Une étape importante vient d’être franchie pour limiter l’exportation des minerais à l’état brut. Le Zimbabwe a suspendu ses exportations de lithium brut en février. Les sociétés minières accélèrent en effet la construction de leurs usines de traitement de lithium dans ce pays d’Afrique australe. Elles doivent être prêtes avant l’entrée en vigueur de l’interdiction effective des exportations de sulfate de lithium brut, prévue en janvier 2027.
Sans surprise, la première est une entreprise chinoise, car la Chine est le premier fabricant mondial de véhicules électriques et principal acheteur du lithium zimbabwéen. Prospect lithium Zimbabwe (PLZ) a construit son usine à Goromonzi, à une trentaine de kilomètres de la capitale Harare. Une installation à 400 millions de dollars. C’est la première usine de sulfate de lithium du continent.
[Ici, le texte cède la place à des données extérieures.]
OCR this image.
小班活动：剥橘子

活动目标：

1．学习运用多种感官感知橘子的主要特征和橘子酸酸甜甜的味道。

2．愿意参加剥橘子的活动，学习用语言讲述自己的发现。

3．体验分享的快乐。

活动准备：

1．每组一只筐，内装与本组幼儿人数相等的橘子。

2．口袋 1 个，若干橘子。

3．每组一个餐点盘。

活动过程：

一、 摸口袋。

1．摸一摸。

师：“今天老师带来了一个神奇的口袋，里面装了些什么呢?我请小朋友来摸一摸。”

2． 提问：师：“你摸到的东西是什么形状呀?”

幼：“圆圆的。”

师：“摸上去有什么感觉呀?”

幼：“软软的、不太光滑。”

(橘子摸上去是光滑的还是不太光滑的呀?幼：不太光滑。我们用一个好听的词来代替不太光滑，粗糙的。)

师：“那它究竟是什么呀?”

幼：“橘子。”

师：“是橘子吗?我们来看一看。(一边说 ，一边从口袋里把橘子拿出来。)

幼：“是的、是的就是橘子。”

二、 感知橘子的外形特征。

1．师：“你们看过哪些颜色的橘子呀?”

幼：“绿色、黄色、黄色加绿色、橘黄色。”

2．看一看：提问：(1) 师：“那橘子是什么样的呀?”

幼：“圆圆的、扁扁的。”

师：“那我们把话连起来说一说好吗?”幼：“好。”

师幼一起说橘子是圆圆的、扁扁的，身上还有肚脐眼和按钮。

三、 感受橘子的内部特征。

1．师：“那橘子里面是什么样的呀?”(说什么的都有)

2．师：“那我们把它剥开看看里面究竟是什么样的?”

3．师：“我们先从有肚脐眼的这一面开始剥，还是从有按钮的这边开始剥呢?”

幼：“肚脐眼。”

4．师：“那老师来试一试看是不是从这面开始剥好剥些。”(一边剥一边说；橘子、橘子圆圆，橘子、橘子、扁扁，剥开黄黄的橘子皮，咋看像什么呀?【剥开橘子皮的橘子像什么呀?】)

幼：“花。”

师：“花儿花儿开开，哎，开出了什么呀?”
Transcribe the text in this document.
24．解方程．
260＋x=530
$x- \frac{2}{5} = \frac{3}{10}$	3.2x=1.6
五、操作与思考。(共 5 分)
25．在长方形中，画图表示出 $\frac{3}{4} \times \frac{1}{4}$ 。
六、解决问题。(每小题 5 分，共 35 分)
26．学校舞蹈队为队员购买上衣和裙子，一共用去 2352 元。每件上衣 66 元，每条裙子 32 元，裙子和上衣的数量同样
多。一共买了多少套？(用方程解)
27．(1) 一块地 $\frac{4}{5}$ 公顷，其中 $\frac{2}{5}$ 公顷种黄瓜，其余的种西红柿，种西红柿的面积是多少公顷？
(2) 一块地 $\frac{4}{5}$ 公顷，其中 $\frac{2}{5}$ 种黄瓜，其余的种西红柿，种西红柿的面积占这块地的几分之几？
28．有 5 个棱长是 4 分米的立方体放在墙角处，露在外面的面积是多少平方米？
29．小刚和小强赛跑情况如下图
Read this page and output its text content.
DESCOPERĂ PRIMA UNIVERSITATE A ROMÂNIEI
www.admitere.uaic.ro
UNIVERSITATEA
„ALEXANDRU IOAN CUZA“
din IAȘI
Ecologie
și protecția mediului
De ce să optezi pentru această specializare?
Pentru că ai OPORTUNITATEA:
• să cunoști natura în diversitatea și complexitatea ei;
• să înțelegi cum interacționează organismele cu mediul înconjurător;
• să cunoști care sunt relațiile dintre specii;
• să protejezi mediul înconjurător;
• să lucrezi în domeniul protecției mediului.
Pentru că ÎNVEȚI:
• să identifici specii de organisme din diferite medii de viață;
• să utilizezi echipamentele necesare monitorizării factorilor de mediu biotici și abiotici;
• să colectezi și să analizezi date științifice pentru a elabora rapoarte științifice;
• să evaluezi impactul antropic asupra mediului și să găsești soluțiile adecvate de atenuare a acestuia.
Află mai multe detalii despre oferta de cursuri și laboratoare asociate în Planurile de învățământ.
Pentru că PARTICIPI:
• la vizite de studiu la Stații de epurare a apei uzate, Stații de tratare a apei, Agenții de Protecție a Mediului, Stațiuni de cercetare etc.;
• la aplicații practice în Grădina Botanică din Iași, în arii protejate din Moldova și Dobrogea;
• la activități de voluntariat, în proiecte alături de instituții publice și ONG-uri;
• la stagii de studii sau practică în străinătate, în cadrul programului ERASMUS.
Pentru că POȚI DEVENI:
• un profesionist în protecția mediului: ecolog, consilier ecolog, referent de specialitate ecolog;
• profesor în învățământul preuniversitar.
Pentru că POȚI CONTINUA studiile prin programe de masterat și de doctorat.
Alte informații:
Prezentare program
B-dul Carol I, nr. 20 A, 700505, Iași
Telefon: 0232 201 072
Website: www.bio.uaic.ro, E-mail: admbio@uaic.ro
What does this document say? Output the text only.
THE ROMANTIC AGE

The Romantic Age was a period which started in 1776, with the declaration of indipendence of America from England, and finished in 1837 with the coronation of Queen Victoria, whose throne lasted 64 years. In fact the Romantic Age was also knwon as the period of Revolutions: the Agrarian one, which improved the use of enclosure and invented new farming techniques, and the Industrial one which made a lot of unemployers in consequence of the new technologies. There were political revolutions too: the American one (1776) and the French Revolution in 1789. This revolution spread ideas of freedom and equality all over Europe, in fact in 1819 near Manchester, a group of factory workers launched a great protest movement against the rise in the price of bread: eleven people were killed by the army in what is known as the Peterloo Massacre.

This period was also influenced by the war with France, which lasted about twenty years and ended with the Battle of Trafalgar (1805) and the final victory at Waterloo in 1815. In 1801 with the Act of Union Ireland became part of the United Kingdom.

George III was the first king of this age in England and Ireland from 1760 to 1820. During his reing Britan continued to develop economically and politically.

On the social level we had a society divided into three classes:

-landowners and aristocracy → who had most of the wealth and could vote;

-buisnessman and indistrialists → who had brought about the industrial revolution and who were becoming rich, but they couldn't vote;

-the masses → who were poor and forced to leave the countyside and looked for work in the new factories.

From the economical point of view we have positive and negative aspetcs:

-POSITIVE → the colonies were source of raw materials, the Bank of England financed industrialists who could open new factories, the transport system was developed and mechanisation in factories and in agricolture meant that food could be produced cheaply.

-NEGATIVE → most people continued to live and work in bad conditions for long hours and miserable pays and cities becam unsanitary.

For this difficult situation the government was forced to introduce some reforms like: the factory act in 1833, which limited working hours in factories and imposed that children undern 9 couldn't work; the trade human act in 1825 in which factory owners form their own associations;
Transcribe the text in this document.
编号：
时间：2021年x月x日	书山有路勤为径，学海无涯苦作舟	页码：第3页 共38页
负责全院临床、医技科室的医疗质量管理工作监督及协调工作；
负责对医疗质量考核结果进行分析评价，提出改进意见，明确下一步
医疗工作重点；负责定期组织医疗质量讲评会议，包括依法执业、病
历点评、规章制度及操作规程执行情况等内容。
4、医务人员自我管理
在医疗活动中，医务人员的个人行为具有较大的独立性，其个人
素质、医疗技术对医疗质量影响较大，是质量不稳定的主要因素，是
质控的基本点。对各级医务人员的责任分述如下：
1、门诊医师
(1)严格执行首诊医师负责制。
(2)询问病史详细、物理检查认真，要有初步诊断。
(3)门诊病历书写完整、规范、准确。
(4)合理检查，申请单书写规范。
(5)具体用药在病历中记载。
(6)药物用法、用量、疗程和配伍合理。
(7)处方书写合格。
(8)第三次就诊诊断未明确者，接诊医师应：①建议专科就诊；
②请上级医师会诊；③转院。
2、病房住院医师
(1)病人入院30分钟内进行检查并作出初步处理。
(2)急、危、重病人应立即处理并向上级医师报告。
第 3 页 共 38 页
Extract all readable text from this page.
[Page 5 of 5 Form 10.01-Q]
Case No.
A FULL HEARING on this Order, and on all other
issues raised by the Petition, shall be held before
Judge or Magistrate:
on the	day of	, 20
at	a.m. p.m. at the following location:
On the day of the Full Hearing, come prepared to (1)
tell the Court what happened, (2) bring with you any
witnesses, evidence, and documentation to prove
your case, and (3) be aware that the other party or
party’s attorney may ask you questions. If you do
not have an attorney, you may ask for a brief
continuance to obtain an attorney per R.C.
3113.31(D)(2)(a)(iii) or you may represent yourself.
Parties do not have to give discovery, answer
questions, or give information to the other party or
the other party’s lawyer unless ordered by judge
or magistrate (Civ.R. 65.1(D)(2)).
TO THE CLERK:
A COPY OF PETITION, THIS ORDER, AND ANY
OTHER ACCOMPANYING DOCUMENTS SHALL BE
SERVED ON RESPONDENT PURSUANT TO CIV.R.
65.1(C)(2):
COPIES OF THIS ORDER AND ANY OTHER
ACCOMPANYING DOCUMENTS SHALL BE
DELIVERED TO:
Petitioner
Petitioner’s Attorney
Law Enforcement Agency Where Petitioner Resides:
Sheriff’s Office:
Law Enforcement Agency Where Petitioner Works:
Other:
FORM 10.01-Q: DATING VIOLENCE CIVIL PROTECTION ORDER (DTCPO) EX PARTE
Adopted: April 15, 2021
PLZ a quasiment achevé une autre usine, cette fois pour raffiner du carbonate de lithium, seconde étape dans la chaîne de transformation, pour aboutir à la fabrication des batteries au lithium.
Dans cet élan, le gouvernement zimbabwéen souhaite que ces batteries soient fabriquées sur son territoire, pour capter la valeur ajoutée, créer des emplois et stimuler l’économie du pays. Comme le lithium, treize autres minerais, comme le cobalt ou les terres rares ne pourront plus être exportés à l’état brut au début de l’année prochaine. Les minerais dits critiques incluent des dizaines de matériaux dont le cobalt, le nickel, le manganèse, le graphite et le lithium, ainsi que les terres rares.